There’s nothing better to perk you up after the New Year than a cup of freshly brewed coffee! Before people could buy pre-ground coffee, the beans were ground at home in a coffee mill. Some coffee drinkers still prefer to grind their own coffee beans.
The Carriage Barn & Historical Museum located at Heritage Park in Santa Fe Springs has an antique coffee grinder produced by The Sun Manufacturing Co. from around the 1900s. Surprisingly, most of the label on this piece is still intact. The rest of the grinder is made of wood with a metal handle and crank. It also has a small pull-out drawer to retrieve the ground coffee. The actual part for grinding is made of steel alloy buhrs, a shortened form of buhrstone, which is a rock used as a material for millstones (two circular stones used for grinding). This mill claims to be fast – a good thing if you’re in a hurry for your first cup of the day!

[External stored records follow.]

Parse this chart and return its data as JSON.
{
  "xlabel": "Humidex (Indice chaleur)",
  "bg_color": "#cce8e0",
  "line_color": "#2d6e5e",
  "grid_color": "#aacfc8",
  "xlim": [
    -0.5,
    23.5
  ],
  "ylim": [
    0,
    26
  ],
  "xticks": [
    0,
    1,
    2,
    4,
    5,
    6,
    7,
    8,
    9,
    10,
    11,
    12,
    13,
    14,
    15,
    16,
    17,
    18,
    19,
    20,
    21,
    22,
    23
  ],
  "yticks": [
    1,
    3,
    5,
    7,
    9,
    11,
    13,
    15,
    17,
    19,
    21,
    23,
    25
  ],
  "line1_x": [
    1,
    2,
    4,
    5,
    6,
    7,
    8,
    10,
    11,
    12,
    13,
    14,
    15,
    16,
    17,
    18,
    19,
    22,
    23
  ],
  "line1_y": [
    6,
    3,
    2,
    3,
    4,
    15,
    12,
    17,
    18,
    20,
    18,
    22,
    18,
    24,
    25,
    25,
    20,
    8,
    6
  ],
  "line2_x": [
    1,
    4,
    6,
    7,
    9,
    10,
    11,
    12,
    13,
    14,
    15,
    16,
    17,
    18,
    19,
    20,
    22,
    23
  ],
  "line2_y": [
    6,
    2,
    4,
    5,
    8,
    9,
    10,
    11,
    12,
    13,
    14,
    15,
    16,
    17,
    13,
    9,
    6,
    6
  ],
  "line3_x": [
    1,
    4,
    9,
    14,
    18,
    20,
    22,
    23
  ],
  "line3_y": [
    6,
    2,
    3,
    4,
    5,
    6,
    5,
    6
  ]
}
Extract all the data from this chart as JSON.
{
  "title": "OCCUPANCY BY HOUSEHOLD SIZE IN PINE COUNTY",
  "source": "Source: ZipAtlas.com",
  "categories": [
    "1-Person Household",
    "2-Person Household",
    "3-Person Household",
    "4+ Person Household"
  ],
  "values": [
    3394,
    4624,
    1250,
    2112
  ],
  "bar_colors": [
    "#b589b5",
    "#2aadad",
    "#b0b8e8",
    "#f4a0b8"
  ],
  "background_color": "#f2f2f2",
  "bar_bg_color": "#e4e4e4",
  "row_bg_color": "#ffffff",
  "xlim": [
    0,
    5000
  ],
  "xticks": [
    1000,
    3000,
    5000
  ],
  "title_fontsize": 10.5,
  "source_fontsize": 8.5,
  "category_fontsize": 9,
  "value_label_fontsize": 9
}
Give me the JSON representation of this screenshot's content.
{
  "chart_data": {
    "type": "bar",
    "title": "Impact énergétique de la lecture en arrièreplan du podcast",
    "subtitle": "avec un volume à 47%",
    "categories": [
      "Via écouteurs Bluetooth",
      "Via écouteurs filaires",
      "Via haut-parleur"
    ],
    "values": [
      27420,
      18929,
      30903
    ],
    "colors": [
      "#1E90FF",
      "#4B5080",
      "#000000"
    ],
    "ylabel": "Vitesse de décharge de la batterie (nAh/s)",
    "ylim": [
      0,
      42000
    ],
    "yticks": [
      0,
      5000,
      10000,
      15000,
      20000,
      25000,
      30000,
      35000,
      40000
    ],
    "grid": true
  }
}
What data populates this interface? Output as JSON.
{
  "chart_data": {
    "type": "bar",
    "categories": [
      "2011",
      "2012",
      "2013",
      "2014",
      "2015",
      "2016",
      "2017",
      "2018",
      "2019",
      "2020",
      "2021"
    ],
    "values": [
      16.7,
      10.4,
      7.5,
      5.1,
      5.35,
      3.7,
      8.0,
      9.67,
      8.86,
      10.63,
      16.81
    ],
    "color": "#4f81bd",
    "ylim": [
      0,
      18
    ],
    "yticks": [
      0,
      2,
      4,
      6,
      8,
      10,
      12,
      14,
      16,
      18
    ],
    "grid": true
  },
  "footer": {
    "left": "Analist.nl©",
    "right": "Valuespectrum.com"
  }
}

It is also interesting to note that we still don’t exactly know how coffee was discovered. There are many legends about it, but what we do know for sure is that it was found in Ethiopia, and once word spread, coffee cultivation and trade began stretching to the Arabian Peninsula. Once in Europe, coffee was sadly regarded with suspicion, even being called “the bitter invention of Satan”. Strong words! The controversy became so great that the Pope had to intervene. Thankfully when the Pope tasted coffee, he approved. In the mid-1600s, the drink was brought to New Amsterdam, now known as New York, by the British. It is said that the Boston Tea Party revolt is what changed the public’s drinking preference from tea to coffee. Soon after, demand spread globally.*
So as you’re having your hot, steaming cup of coffee, it’s good to remember that we almost didn’t have it at all. And be sure to enjoy the beverage, but keep it outside the Carriage Barn!